Les problèmes d’IA sont devenus de plus en plus évidents au fur et à mesure que j’avançais dans Stalker, car de nombreux ennemis semblaient avoir oublié qu’ils étaient censés me tuer. Ces bugs font qu’il est difficile de savoir quand quelque chose fonctionne : y a-t-il encore un ennemi tuable que je n’ai pas trouvé pour cette quête, ou M. Stalker a-t-il décidé de ne faire qu’un avec le mur de béton ? De même, la détection de l’IA oscille entre la vigilance et l’ignorance volontaire, ce qui rend inutile le recours à la furtivité.
En tant qu’adepte de la trilogie originale de Stalker, je ne connais que trop bien les problèmes de jank et d’instabilité. Mais Stalker 2, dans son état actuel, a trop de bagages pour être négligé. Il est bon de noter qu’un correctif est en préparation pour le premier jour, ce qui signifie que certains de ces problèmes seront peut-être déjà résolus au moment du lancement, mais étant donné que je ne peux faire de recommandation que sur la base du jeu que j’ai, il est difficile de suggérer à quelqu’un de se lancer dans The Zone sans savoir ce qui l’attend. Même avec ces bugs, Stalker 2 est le meilleur jeu de tir de survie hardcore auquel j’ai joué, et peu de décors peuvent rivaliser avec la beauté ou la noirceur de The Zone.
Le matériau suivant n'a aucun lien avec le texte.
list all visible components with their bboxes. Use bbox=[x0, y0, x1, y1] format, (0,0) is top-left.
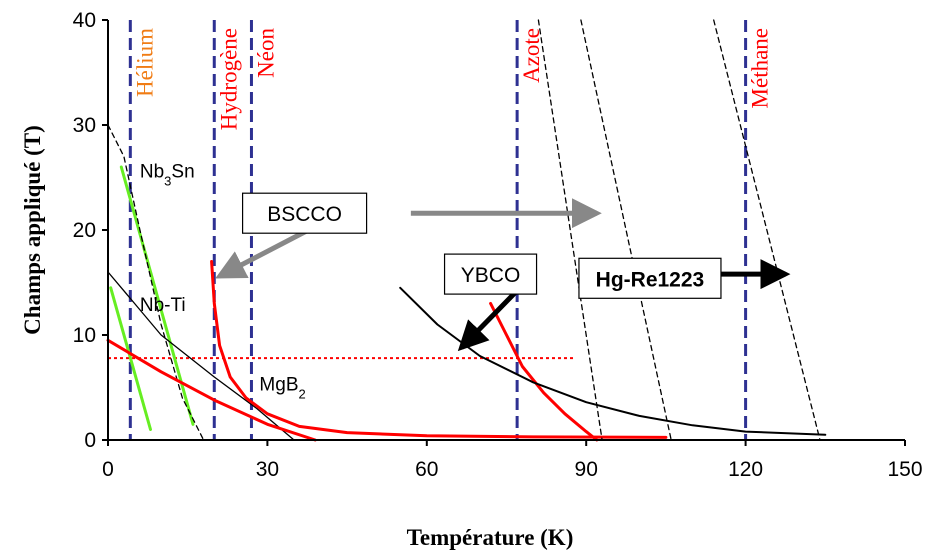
y-axis-title: Champs appliqué (T) bbox=[20, 125, 45, 335]
box-label-0: BSCCO bbox=[267, 203, 342, 226]
box-label-1: YBCO bbox=[461, 264, 521, 287]
series-black-Hg bbox=[399, 286, 827, 436]
x-tick-label-5: 150 bbox=[887, 458, 922, 481]
ref-label-1: Hydrogène bbox=[216, 28, 241, 130]
series-red-H bbox=[210, 260, 668, 439]
y-tick-label-0: 0 bbox=[84, 429, 96, 452]
series-red-YBCO bbox=[489, 302, 599, 442]
arrow-0 bbox=[215, 225, 314, 279]
ref-label-3: Azote bbox=[519, 28, 544, 83]
box-label-2: Hg-Re1223 bbox=[596, 268, 705, 291]
material-label-0: Nb3Sn bbox=[140, 162, 195, 189]
x-axis-title: Température (K) bbox=[407, 525, 574, 550]
series-dash-1 bbox=[537, 19, 603, 441]
y-tick-label-4: 40 bbox=[73, 9, 96, 32]
series-dash-2 bbox=[580, 19, 672, 441]
ref-label-4: Méthane bbox=[748, 28, 773, 108]
material-label-2: MgB2 bbox=[259, 375, 305, 402]
series-red-MgB2 bbox=[106, 338, 317, 442]
x-tick-label-4: 120 bbox=[728, 458, 763, 481]
x-tick-label-0: 0 bbox=[102, 458, 114, 481]
series-dash-3 bbox=[713, 19, 821, 441]
series-black-dashed bbox=[107, 124, 205, 441]
material-label-1: Nb-Ti bbox=[140, 295, 186, 316]
ref-label-0: Hélium bbox=[132, 28, 157, 97]
ref-label-2: Néon bbox=[253, 28, 278, 78]
box-0 bbox=[241, 192, 368, 234]
y-tick-label-3: 30 bbox=[73, 114, 96, 137]
x-tick-label-1: 30 bbox=[256, 458, 279, 481]
series-black-thin bbox=[107, 271, 295, 441]
y-tick-label-1: 10 bbox=[73, 324, 96, 347]
x-tick-label-3: 90 bbox=[575, 458, 598, 481]
series-green-NbTi bbox=[109, 286, 152, 431]
box-2 bbox=[578, 257, 722, 299]
box-1 bbox=[443, 253, 538, 295]
x-tick-label-2: 60 bbox=[415, 458, 438, 481]
y-tick-label-2: 20 bbox=[73, 219, 96, 242]
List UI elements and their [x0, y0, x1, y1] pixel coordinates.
Mais si l’attente des tempêtes d’émissions m’a appris quelque chose, c’est que la patience est une vertu. Laissez à Stalker 2 le temps de mettre de l’ordre dans ses anomalies, et vous aurez l’occasion de découvrir ce joyau sans avoir à vous donner tant de mal pour vous éclater.
Stalker 2 : Heart of Chornobyl a été testé sur PC, avec un code fourni par l’éditeur.